I asked Gary Margolis, Managing Partner of Margolis, Healy & Associates (a firm specializing in higher education and K-12 safety and security) to explain the methodology used by the Daily Beast to rank colleges. Margolis has a 20-year career in public safety and is the former Chief of Police at the University of Vermont. “The rankings are based on the Clery Act, which is a consumer protection law often misconstrued as a security law.” [Some background: the Clery Act was signed in 1990 after a Lehigh student was raped and murdered in her dorm after 38 other violent crimes on the campus during the previous three years went unreported.]

“The law requires every college that participates in the federal student financial aid program to share their crime statistics, including those that take place in the ‘surrounding community.’ It sounds like a good thing, but you need to understand what you’re looking at. Schools with police departments [as opposed to contracted security guards] often do a better job of collecting the data that the Clery Act specifies. Those schools will have more reported incidents because they’ve kept track of them. Does that mean schools with security guards have less crime? Absolutely not. But there’s no way of knowing that by looking at the reported numbers.”

Here are additional problems with the data, according to Margolis:

·         “Surrounding areas” are included but ill-defined. For example, NYU is required to report crime occurring in Washington Square Park, whether or not students are involved in the crimes.

·         Schools with strong victims advocacy programs often have fewer reported sexual assaults, because schools are only required to report arrests in these crimes. Victims understandably will often rather go to a confidential supportive system to get help rather than go to the police. On the flip side, schools that do a great job supporting its female students in coming forward to report assaults will obviously have more incidents to report.

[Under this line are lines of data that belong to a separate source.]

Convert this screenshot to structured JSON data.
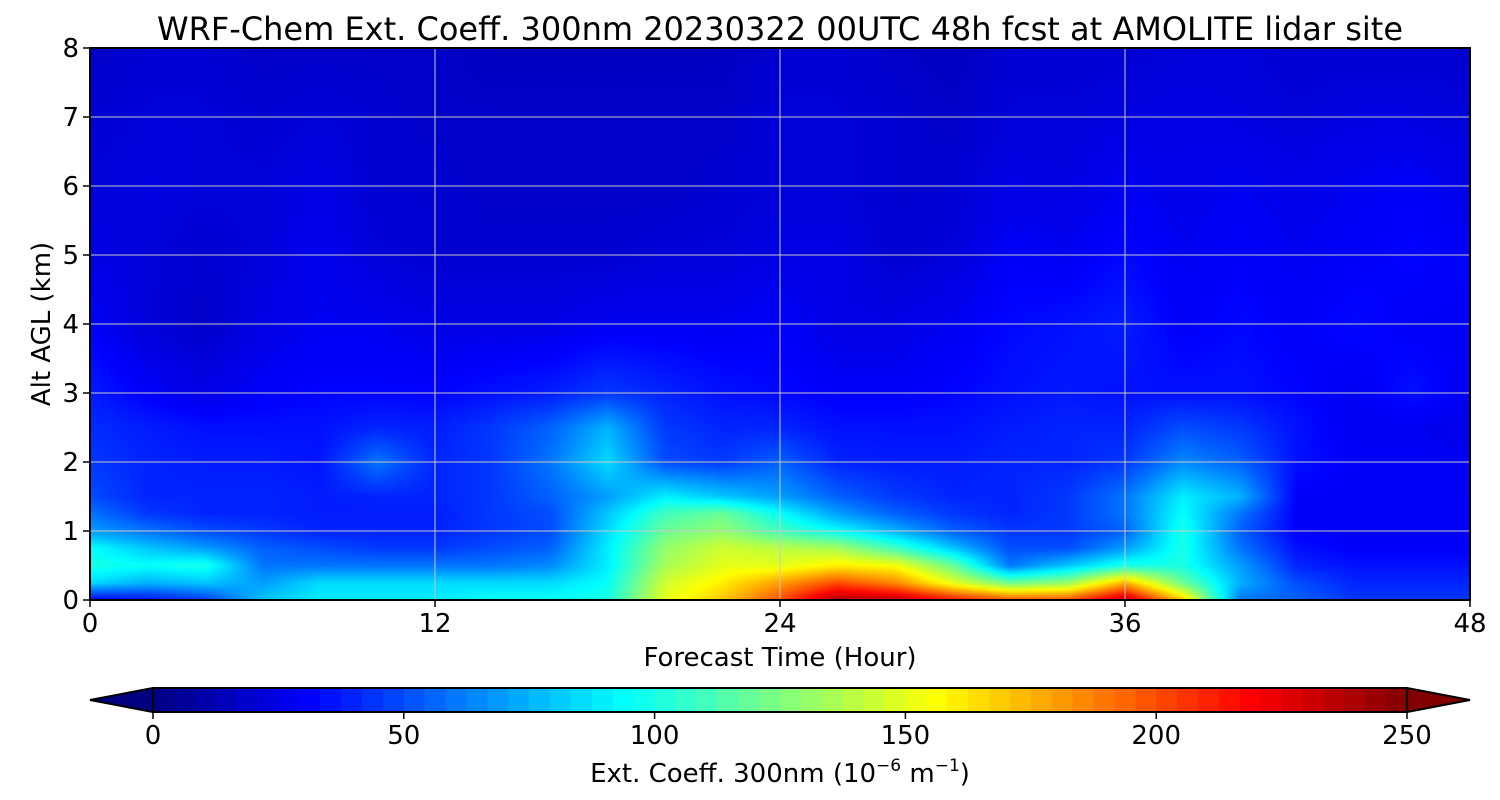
{
  "chart_data": {
    "type": "heatmap",
    "title": "WRF-Chem Ext. Coeff. 300nm  20230322 00UTC 48h fcst at AMOLITE lidar site",
    "xlabel": "Forecast Time (Hour)",
    "ylabel": "Alt AGL (km)",
    "xlim": [
      0,
      48
    ],
    "ylim": [
      0,
      8
    ],
    "x_ticks": [
      0,
      12,
      24,
      36,
      48
    ],
    "y_ticks": [
      0,
      1,
      2,
      3,
      4,
      5,
      6,
      7,
      8
    ],
    "grid": true,
    "colormap": "jet",
    "colorbar": {
      "label_main": "Ext. Coeff. 300nm  (10",
      "label_exp1": "−6",
      "label_mid": " m",
      "label_exp2": "−1",
      "label_end": ")",
      "range": [
        0,
        250
      ],
      "ticks": [
        0,
        50,
        100,
        150,
        200,
        250
      ],
      "extend": "both"
    },
    "x_hours": [
      0,
      2,
      4,
      6,
      8,
      10,
      12,
      14,
      16,
      18,
      20,
      22,
      24,
      26,
      28,
      30,
      32,
      34,
      36,
      38,
      40,
      42,
      44,
      46,
      48
    ],
    "y_km": [
      0,
      0.25,
      0.5,
      0.75,
      1,
      1.25,
      1.5,
      2,
      2.5,
      3,
      4,
      5,
      6,
      7,
      8
    ],
    "values": [
      [
        30,
        35,
        45,
        80,
        90,
        90,
        90,
        95,
        95,
        100,
        150,
        170,
        200,
        240,
        235,
        215,
        200,
        200,
        235,
        170,
        60,
        55,
        45,
        45,
        45
      ],
      [
        85,
        75,
        80,
        70,
        85,
        85,
        85,
        85,
        85,
        95,
        145,
        160,
        180,
        200,
        185,
        150,
        120,
        130,
        175,
        120,
        75,
        50,
        40,
        40,
        40
      ],
      [
        100,
        95,
        100,
        60,
        60,
        60,
        60,
        60,
        65,
        90,
        135,
        150,
        150,
        160,
        155,
        120,
        60,
        80,
        100,
        100,
        70,
        40,
        35,
        35,
        35
      ],
      [
        95,
        80,
        70,
        55,
        50,
        45,
        45,
        50,
        55,
        90,
        130,
        145,
        140,
        135,
        110,
        80,
        50,
        50,
        70,
        100,
        60,
        35,
        30,
        30,
        30
      ],
      [
        70,
        60,
        50,
        45,
        40,
        40,
        40,
        45,
        50,
        85,
        120,
        130,
        110,
        95,
        75,
        55,
        45,
        45,
        55,
        100,
        55,
        30,
        30,
        30,
        30
      ],
      [
        60,
        45,
        40,
        40,
        38,
        38,
        38,
        45,
        50,
        80,
        110,
        120,
        95,
        70,
        55,
        45,
        40,
        45,
        60,
        95,
        60,
        30,
        30,
        30,
        30
      ],
      [
        50,
        40,
        40,
        40,
        38,
        40,
        40,
        45,
        55,
        70,
        90,
        80,
        70,
        55,
        45,
        40,
        40,
        45,
        60,
        90,
        75,
        30,
        30,
        30,
        30
      ],
      [
        45,
        40,
        38,
        38,
        36,
        60,
        40,
        45,
        60,
        85,
        50,
        45,
        55,
        40,
        38,
        38,
        40,
        40,
        45,
        65,
        55,
        35,
        30,
        30,
        28
      ],
      [
        42,
        38,
        35,
        35,
        35,
        40,
        38,
        45,
        55,
        75,
        45,
        40,
        40,
        35,
        35,
        35,
        38,
        40,
        40,
        50,
        45,
        35,
        28,
        28,
        26
      ],
      [
        38,
        30,
        25,
        30,
        32,
        32,
        32,
        35,
        38,
        45,
        40,
        35,
        33,
        30,
        30,
        32,
        35,
        37,
        35,
        35,
        35,
        32,
        28,
        35,
        28
      ],
      [
        30,
        22,
        18,
        25,
        28,
        28,
        25,
        25,
        25,
        28,
        28,
        28,
        30,
        25,
        25,
        28,
        33,
        35,
        38,
        30,
        33,
        30,
        33,
        30,
        30
      ],
      [
        25,
        22,
        20,
        22,
        28,
        22,
        20,
        20,
        20,
        20,
        22,
        22,
        25,
        25,
        20,
        22,
        30,
        28,
        33,
        28,
        30,
        28,
        30,
        32,
        30
      ],
      [
        22,
        24,
        22,
        22,
        25,
        20,
        20,
        18,
        18,
        18,
        18,
        20,
        22,
        22,
        20,
        20,
        25,
        24,
        28,
        26,
        28,
        26,
        28,
        30,
        25
      ],
      [
        20,
        22,
        22,
        20,
        22,
        20,
        18,
        18,
        18,
        18,
        18,
        18,
        22,
        22,
        20,
        18,
        22,
        22,
        24,
        25,
        24,
        22,
        24,
        24,
        22
      ],
      [
        18,
        20,
        20,
        18,
        18,
        18,
        18,
        16,
        16,
        16,
        16,
        16,
        20,
        20,
        18,
        16,
        20,
        20,
        20,
        22,
        22,
        20,
        20,
        20,
        20
      ]
    ]
  }
}
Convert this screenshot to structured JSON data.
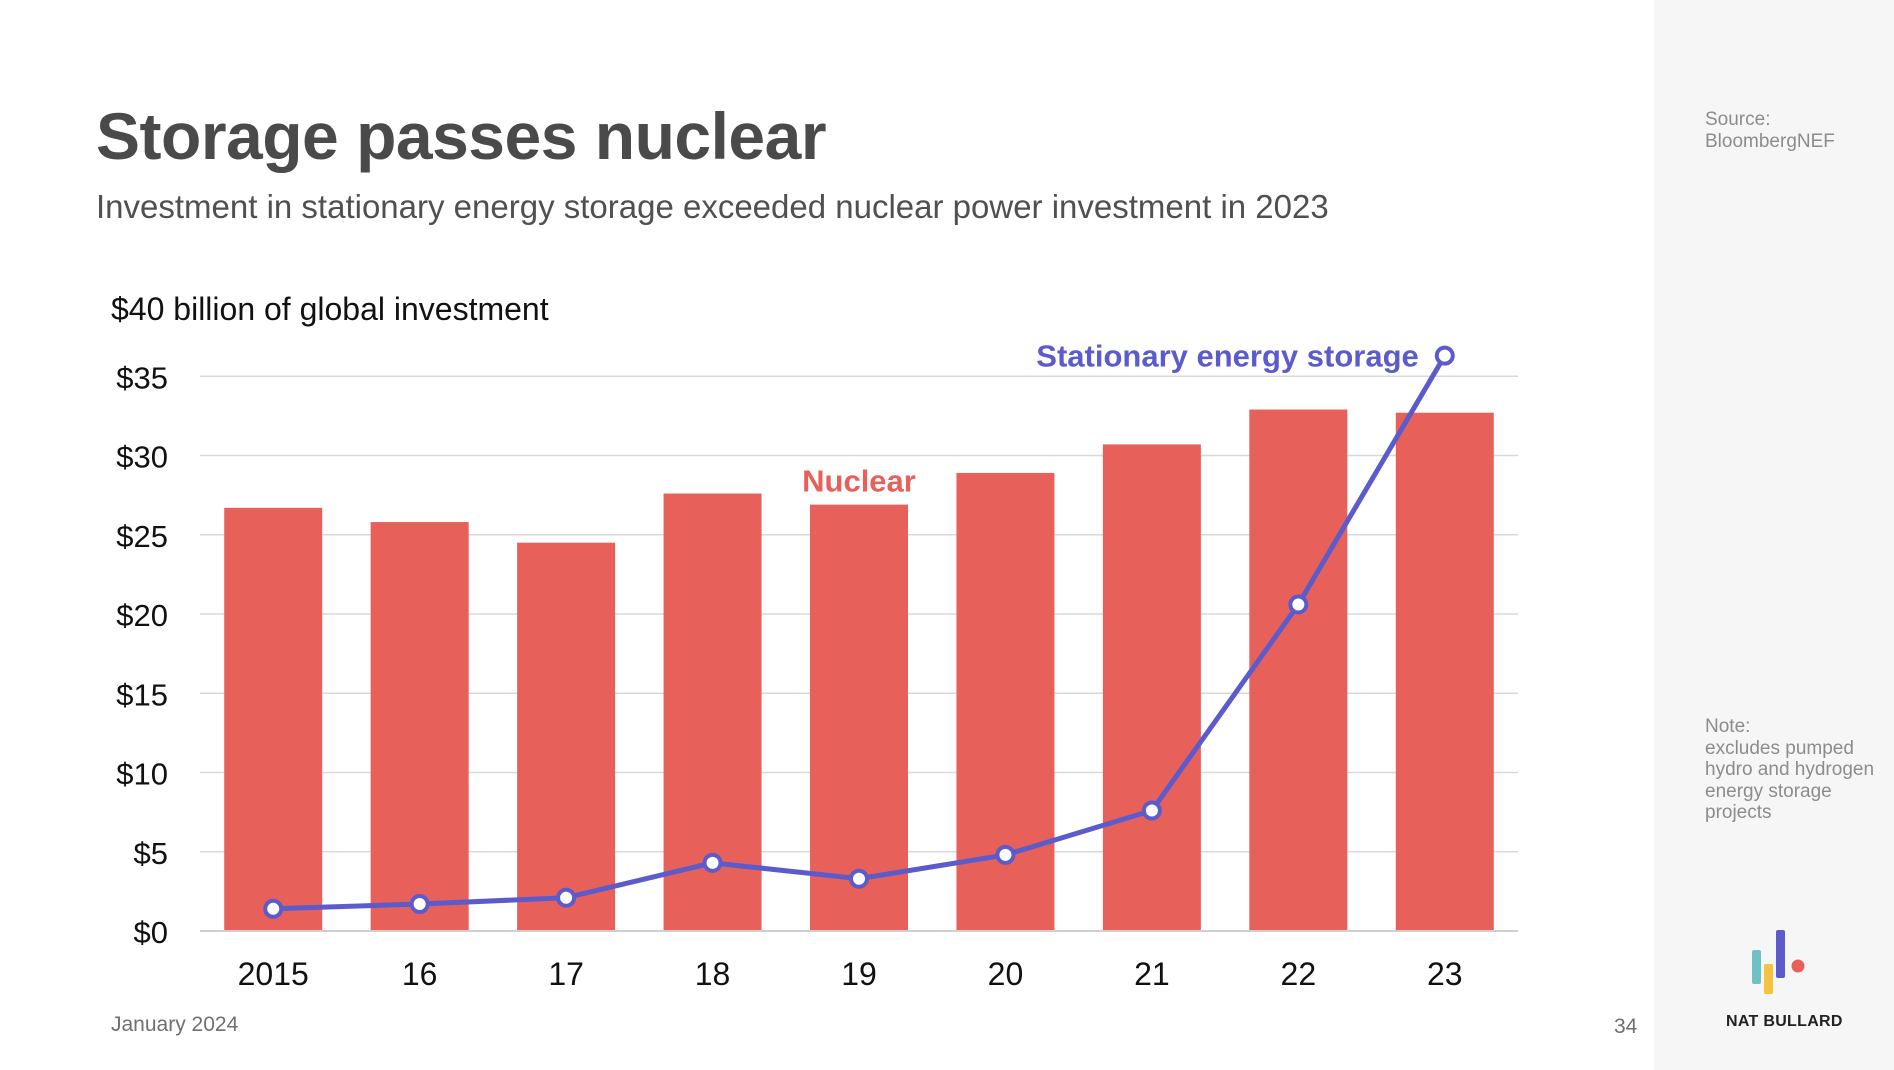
{
  "slide": {
    "title": "Storage passes nuclear",
    "subtitle": "Investment in stationary energy storage exceeded nuclear power investment in 2023",
    "date": "January 2024",
    "page_number": "34",
    "brand": "NAT BULLARD"
  },
  "sidebar": {
    "source_label": "Source:",
    "source": "BloombergNEF",
    "note_label": "Note:",
    "note": "excludes pumped hydro and hydrogen energy storage projects"
  },
  "colors": {
    "nuclear": "#e8605a",
    "storage": "#5b5bcc",
    "grid": "#d9d9d9",
    "logo_teal": "#6fc1c4",
    "logo_yellow": "#f5c242",
    "logo_blue": "#5b5bcc",
    "logo_red": "#e8605a"
  },
  "chart_data": {
    "type": "bar",
    "title": "",
    "ylabel": "$40 billion of global investment",
    "categories": [
      "2015",
      "16",
      "17",
      "18",
      "19",
      "20",
      "21",
      "22",
      "23"
    ],
    "ylim": [
      0,
      40
    ],
    "yticks": [
      {
        "value": 0,
        "label": "$0"
      },
      {
        "value": 5,
        "label": "$5"
      },
      {
        "value": 10,
        "label": "$10"
      },
      {
        "value": 15,
        "label": "$15"
      },
      {
        "value": 20,
        "label": "$20"
      },
      {
        "value": 25,
        "label": "$25"
      },
      {
        "value": 30,
        "label": "$30"
      },
      {
        "value": 35,
        "label": "$35"
      }
    ],
    "grid": true,
    "series": [
      {
        "name": "Nuclear",
        "type": "bar",
        "values": [
          26.7,
          25.8,
          24.5,
          27.6,
          26.9,
          28.9,
          30.7,
          32.9,
          32.7
        ]
      },
      {
        "name": "Stationary energy storage",
        "type": "line",
        "values": [
          1.4,
          1.7,
          2.1,
          4.3,
          3.3,
          4.8,
          7.6,
          20.6,
          36.3
        ]
      }
    ]
  }
}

·         Very large schools (40- 50,000 students or more) often have few alcohol violations. Why? Because their campus police force is busy dealing with more serious crimes. They don’t have the time to stop and write people up for alcohol violations.

·         Schools that put an effort into building awareness about alcohol abuse and underage drinking have more reported crimes.

·         If a state allows students to have weapons, but a campus in that state doesn’t, a weapons violation is only against school policy. But just because there are no reported law violations doesn’t mean there have been no weapons incidents.

“There are many questions about what the Clery Act can and can't do. Is it making you safer? I have some serious concerns about that,” says Margolis. “The bottom line is that the Act has some holes. Thinking of it as a full and accurate report of crime on campuses is misguided. You’ve got to understand what you’re looking at, and what the issues are that have surrounded this law for years.”  

If you’re looking at colleges this fall, keep in mind what the Daily Beast says before they scare you into reading their rankings. Parents are asking, “will my child be safe on campus? Almost universally, that answer is yes. Statistics for campus crime—80 percent of which involve students both as perpetrator and victim—generally pale when compared to the general population.” That’s the real story.